During his career, Skalbania earned notoriety for flipping properties, both real and franchised.
Consulting
Beginning with the company as a one-third owner in 1964; by 1971, Skalbania attained the position of president and majority owner of McKenzie Snowball & Skalbania, structural, electrical, and mechanical consulting engineers, with over 100 staff in four locations, later dissolving the company, in 1981.
On December 8, 1982, news agencyUPI reported that Skalbania, who had publicly vowed, during the previous month, to never file for bankruptcy, had announced, on Vancouver radio station CKNW, that he had in fact filed for personal bankruptcy. A week later, he submitted an unprecedented proposal "under the Bankruptcy Act that called for his 125 unsecured creditors to allow him five years to repay $30.3 million in debts." On January 13, 1983, 120 of Skalbania's 125 creditors accepted his proposal; however, in April 1989, Maclean's magazine reported that "most received nothing and now Skalbania has no further legal obligation to repay the debt," while in 1989, he had "earned millions on prime Vancouver real estate and he says that he plans to close deals totalling at least $200 million in April."
Real estate
Skalbania's 1970s real estate flipping activities were reflected by more than 1000 transactions yearly, valued at close to US$500 million annually; in example:
31 Eaton's stores across Canada, purchased across the 1970s
Bought and folded the original Montreal Alouettes of the Canadian Football League, a team related to the current one only by name. Fans were infuriated by his remark, "It's not like I raped a nun."
In 1994, Skalbania incorporated Taurus Enterprises, Inc., on January 5, 1994, and re-incorporated in Nevada on August 20, 1996, as Salvage World, Inc. On December 17, 1997, then effecting a plan of reorganization and merger of Salvage World, Inc., into Solar Energy Limited, a private Delaware corporation, changing the company name and moving its headquarters from Nevada to Delaware, while also acquiring Hydro-Air Technologies, Inc., initially as a wholly owned subsidiary. On August 10, 2005, the Company acquired Planktos, Inc. from Russ George. On August 18, 2005, the Company also acquired D2Fusion, Inc. from Russ George; each operated as a wholly owned subsidiary. In 2007, Skalbania was CEO of Regal RV Resorts, Inc., a major shareholder in Planktos, Inc. and D2Fusion, Inc., subsidiaries focused on renewable energy sources, including cold fusion, with a facility in Los Alamos, New Mexico.
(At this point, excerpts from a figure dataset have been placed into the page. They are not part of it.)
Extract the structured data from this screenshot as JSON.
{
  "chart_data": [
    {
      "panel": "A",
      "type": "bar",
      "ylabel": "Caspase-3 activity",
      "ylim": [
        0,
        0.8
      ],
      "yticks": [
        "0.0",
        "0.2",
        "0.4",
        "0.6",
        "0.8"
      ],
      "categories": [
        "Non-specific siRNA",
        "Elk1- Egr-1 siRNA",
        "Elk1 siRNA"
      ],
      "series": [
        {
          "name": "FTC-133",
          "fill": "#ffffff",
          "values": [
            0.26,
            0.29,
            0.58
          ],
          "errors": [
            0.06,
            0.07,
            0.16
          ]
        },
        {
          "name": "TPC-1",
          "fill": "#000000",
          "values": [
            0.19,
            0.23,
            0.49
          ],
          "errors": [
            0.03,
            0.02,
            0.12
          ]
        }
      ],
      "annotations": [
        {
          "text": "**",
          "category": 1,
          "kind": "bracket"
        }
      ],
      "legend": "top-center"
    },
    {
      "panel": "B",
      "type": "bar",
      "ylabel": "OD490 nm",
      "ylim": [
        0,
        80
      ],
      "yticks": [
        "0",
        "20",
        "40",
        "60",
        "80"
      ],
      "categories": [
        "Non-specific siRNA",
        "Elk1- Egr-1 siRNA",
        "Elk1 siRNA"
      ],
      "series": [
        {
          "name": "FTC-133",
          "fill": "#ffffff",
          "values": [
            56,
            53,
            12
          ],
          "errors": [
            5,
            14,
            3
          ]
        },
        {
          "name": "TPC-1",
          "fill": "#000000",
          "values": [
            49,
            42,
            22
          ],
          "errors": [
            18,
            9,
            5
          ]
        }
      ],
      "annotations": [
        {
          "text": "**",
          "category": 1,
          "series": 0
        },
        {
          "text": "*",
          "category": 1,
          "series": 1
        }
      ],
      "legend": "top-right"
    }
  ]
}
1997 arrest and conviction
In 1995, Skalbania was arrested, acquitted, then, in 1997, convicted on appeal of appropriating $100,000 from a prospective real estate partner, Richmond, B.C. businessman Gordon Gooch, for having assigned the investment to his then-overdrawn company account, rather than having placed it into a Prime Realty Ltd. trust, as prescribed. Funds were also deposited into N. M. Skalbania Ltd. Nelson returned Gooch's money three months later, with $4,000 in interest. The intervention of prominent friends who testified on his behalf enabled Skalbania to avoid a jail term and, instead, spend nearly a year on parole wearing an ankle monitor, which was removed in December 1999.
Personal life
Skalbania has married twice, first, to Audrey Anna Lynn Leschynsky, with whom he had two daughters, Rozanda Lyn and Taryn Gae Taylor, and, later, to Eleni, a native of Santorini, Greece, who later founded Vancouver's Wedgewood Hotel & Spa.